Complement regulatory activity of normal human intraocular fluid is mediated by MCP, DAF, and CD59

Abstract

Purpose: To identify the molecules in normal human intraocular fluid (aqueous humor and vitreous) that inhibit the functional activity of the complement system.

Methods: Aqueous humor and vitreous were obtained from patients with noninflammatory ocular disease at the time of surgery. Samples were incubated with normal human serum (NHS), and the mixture assayed for inhibition of the classical and alternative complement pathways using standard CH(50) and AH(50) hemolytic assays, respectively. Both aqueous humor and vitreous were fractionated by microconcentrators and size exclusion column chromatography. The inhibitory molecules were identified by immunoblotting as well as by studying the effect of depletion of membrane cofactor protein (MCP), decay-accelerating factor (DAF), and CD59 on inhibitory activity.

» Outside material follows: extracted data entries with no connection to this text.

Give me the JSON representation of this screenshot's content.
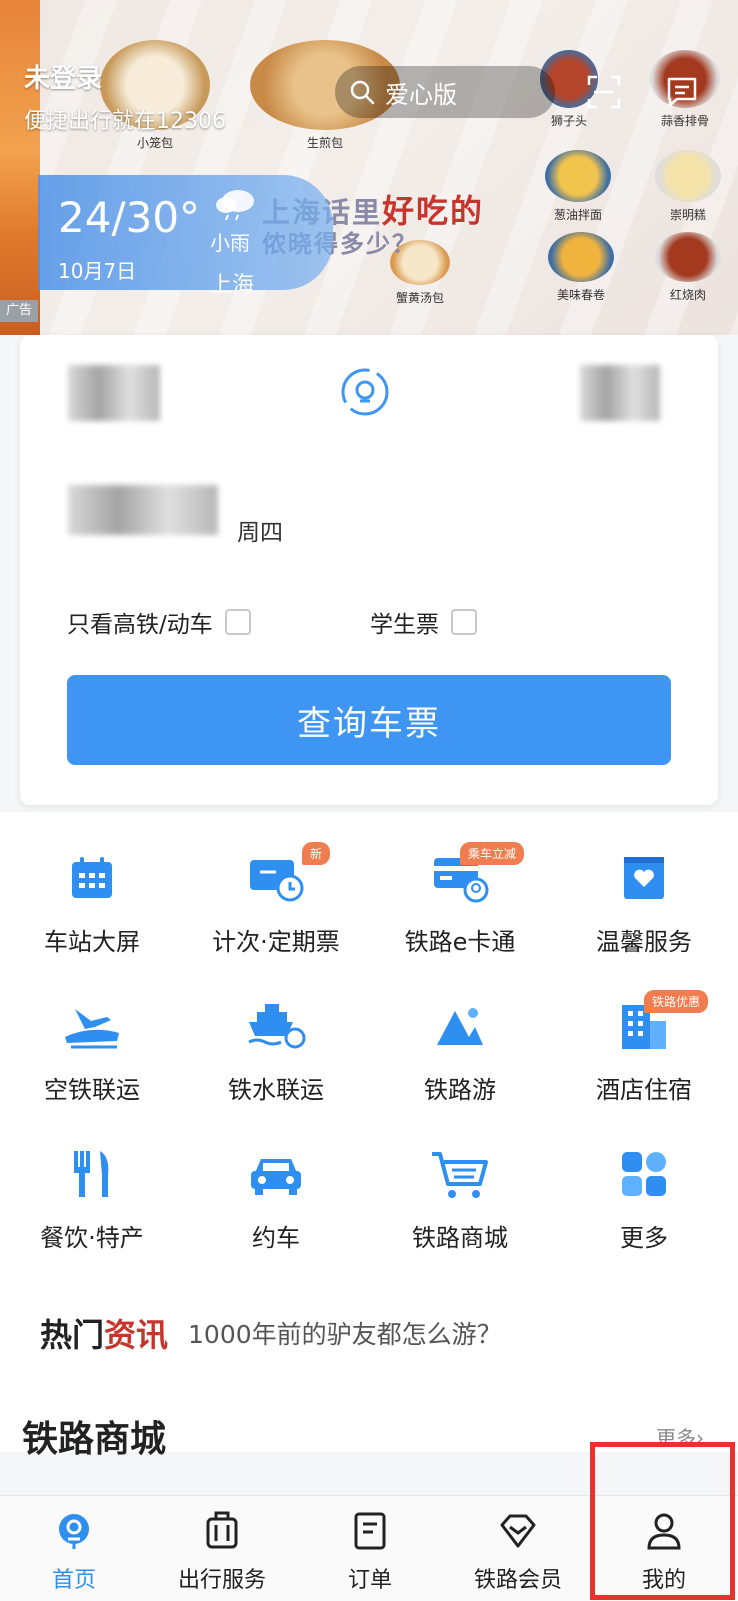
{
  "banner": {
    "user_title": "未登录",
    "user_sub": "便捷出行就在12306",
    "search_label": "爱心版",
    "ad_tag": "广告",
    "weather": {
      "temp": "24/30°",
      "condition": "小雨",
      "date": "10月7日",
      "city": "上海"
    },
    "promo_line1_a": "上海话里",
    "promo_line1_hl": "好吃的",
    "promo_line2": "侬晓得多少？",
    "foods": [
      "小笼包",
      "生煎包",
      "狮子头",
      "蒜香排骨",
      "葱油拌面",
      "崇明糕",
      "蟹黄汤包",
      "美味春卷",
      "红烧肉"
    ]
  },
  "ticket": {
    "weekday": "周四",
    "only_highspeed": "只看高铁/动车",
    "student": "学生票",
    "query_button": "查询车票"
  },
  "services": [
    {
      "label": "车站大屏",
      "icon": "calendar-icon",
      "badge": ""
    },
    {
      "label": "计次·定期票",
      "icon": "ticket-clock-icon",
      "badge": "新"
    },
    {
      "label": "铁路e卡通",
      "icon": "card-icon",
      "badge": "乘车立减"
    },
    {
      "label": "温馨服务",
      "icon": "heart-bag-icon",
      "badge": ""
    },
    {
      "label": "空铁联运",
      "icon": "plane-train-icon",
      "badge": ""
    },
    {
      "label": "铁水联运",
      "icon": "ship-icon",
      "badge": ""
    },
    {
      "label": "铁路游",
      "icon": "mountain-icon",
      "badge": ""
    },
    {
      "label": "酒店住宿",
      "icon": "hotel-icon",
      "badge": "铁路优惠"
    },
    {
      "label": "餐饮·特产",
      "icon": "fork-knife-icon",
      "badge": ""
    },
    {
      "label": "约车",
      "icon": "car-icon",
      "badge": ""
    },
    {
      "label": "铁路商城",
      "icon": "cart-icon",
      "badge": ""
    },
    {
      "label": "更多",
      "icon": "grid-icon",
      "badge": ""
    }
  ],
  "news": {
    "tag_a": "热门",
    "tag_b": "资讯",
    "text": "1000年前的驴友都怎么游？"
  },
  "mall": {
    "title": "铁路商城",
    "more": "更多"
  },
  "nav": [
    {
      "label": "首页",
      "icon": "home-train-icon",
      "active": true
    },
    {
      "label": "出行服务",
      "icon": "luggage-icon",
      "active": false
    },
    {
      "label": "订单",
      "icon": "order-icon",
      "active": false
    },
    {
      "label": "铁路会员",
      "icon": "diamond-icon",
      "active": false
    },
    {
      "label": "我的",
      "icon": "user-icon",
      "active": false
    }
  ],
  "colors": {
    "primary": "#3f96f2",
    "badge": "#f07d4f",
    "highlight": "#e8322b"
  }
}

Results: Both aqueous humor and vitreous inhibited the activity of the classical pathway (CH(50)). Microcentrifugation revealed the major inhibitory activity resided in the fraction with an M(r) >/= 3 kDa. Chromatography on an S-100-HR column demonstrated that the most potent inhibition was associated with the high-molecular-weight fractions (>/=19.5 kDa). In contrast to unfractionated aqueous and vitreous, fractions with an M(r) >/= 3 kDa also had an inhibitory effect on the alternative pathway activity (AH(50)). The complement regulatory activity in normal human intraocular fluid was partially blocked by monoclonal antibodies against MCP, DAF, and CD59. Immunoblot analysis confirmed the presence of these three molecules in normal intraocular fluid.

Conclusions: Our results demonstrate that normal human intraocular fluid (aqueous humor and vitreous) contains complement inhibitory factors. Furthermore, the high-molecular-weight factors appear to be the soluble forms of MCP, DAF, and CD59.

Figure 1

Size determination of complement inhibitory activity of normal human intraocular fluid. Using Micron-3 microconcentrators, pooled aqueous humor (n = 3) and vitreous (n = 3) were separately divided into two fractions and the effect of both fractions (≥ 3 and < 3 kDa) on the classical pathway hemolytic activity was studied. Control for the < 3-kDa fraction consisted of GVB²⁺ buffer spun in a microconcentrator, whereas uncentrifuged buffer was used as the control for the ≥ 3-kDa fraction. Data points are an average of three individual experiments; * P < 0.05.

Figure 2

Elution profiles of human vitreous (—) and molecular weight standards (- - -) from a Sephacryl-S-100 HR column with PBS containing 0.05% CHAPS as the mobile phase. Pooled vitreous (10 samples) was fractionated by size exclusion chromatography, and protein concentration was measured by assessing absorbance at 280 nm. The figure shows the concentration of total protein in various fractions from the column. Fractions 5 to 8, 10 to 13, and 15 to 18 were combined as peaks 1, 2, and 3, respectively.

Figure 3

Effect of anti-MCP, anti-DAF (A), and anti-CD59 (B) antibodies on the complement inhibitory activity. Vitreous peak 1 was treated with monoclonal neutralizing antibodies to MCP, DAF, and CD59 or an irrelevant monoclonal antibody of the same isotype (MOPC-21 or UPC-10). Depleted and nondepleted vitreous peaks 1 were incubated with normal human serum and the lytic capacity of these serum samples were compared in the CH₅₀ assay using sensitized sheep erythrocytes as target cells. Reversal of inhibition of CH₅₀ by these antibodies was observed. The control represents NHS incubated with buffer alone. Results are the means of four individual experiments. Comparisons were made between samples treated with anti-MCP or anti-DAF antibodies and MOPC-21 (A); samples incubated with anti-CD59 and UPC-10 (B); *P < 0.05.

Figure 4

Immunoblotting analysis of sMCP, sDAF, and sCD59 in normal human intraocular fluid. Aqueous humor peak 1 (lanes 1, 3, 5, and 7) was subjected to SDS-PAGE under nonreducing conditions, and transblotted onto a PVDF membrane. 10% SDS-PAGE was run for MCP and DAF, whereas for CD59 a 14% gel was used. Normal human urine (lanes 2, 4, 6, and 8) was used as the positive control. Blots were probed with pooled monoclonal anti-MCP (A), anti-DAF (B), and anti-CD59 (C). (D) The control blot where equivalent concentrations of irrelevant monoclonal antibodies (MOPC-21 and UPC-10) were used. Molecular masses are indicated in the middle of the figure.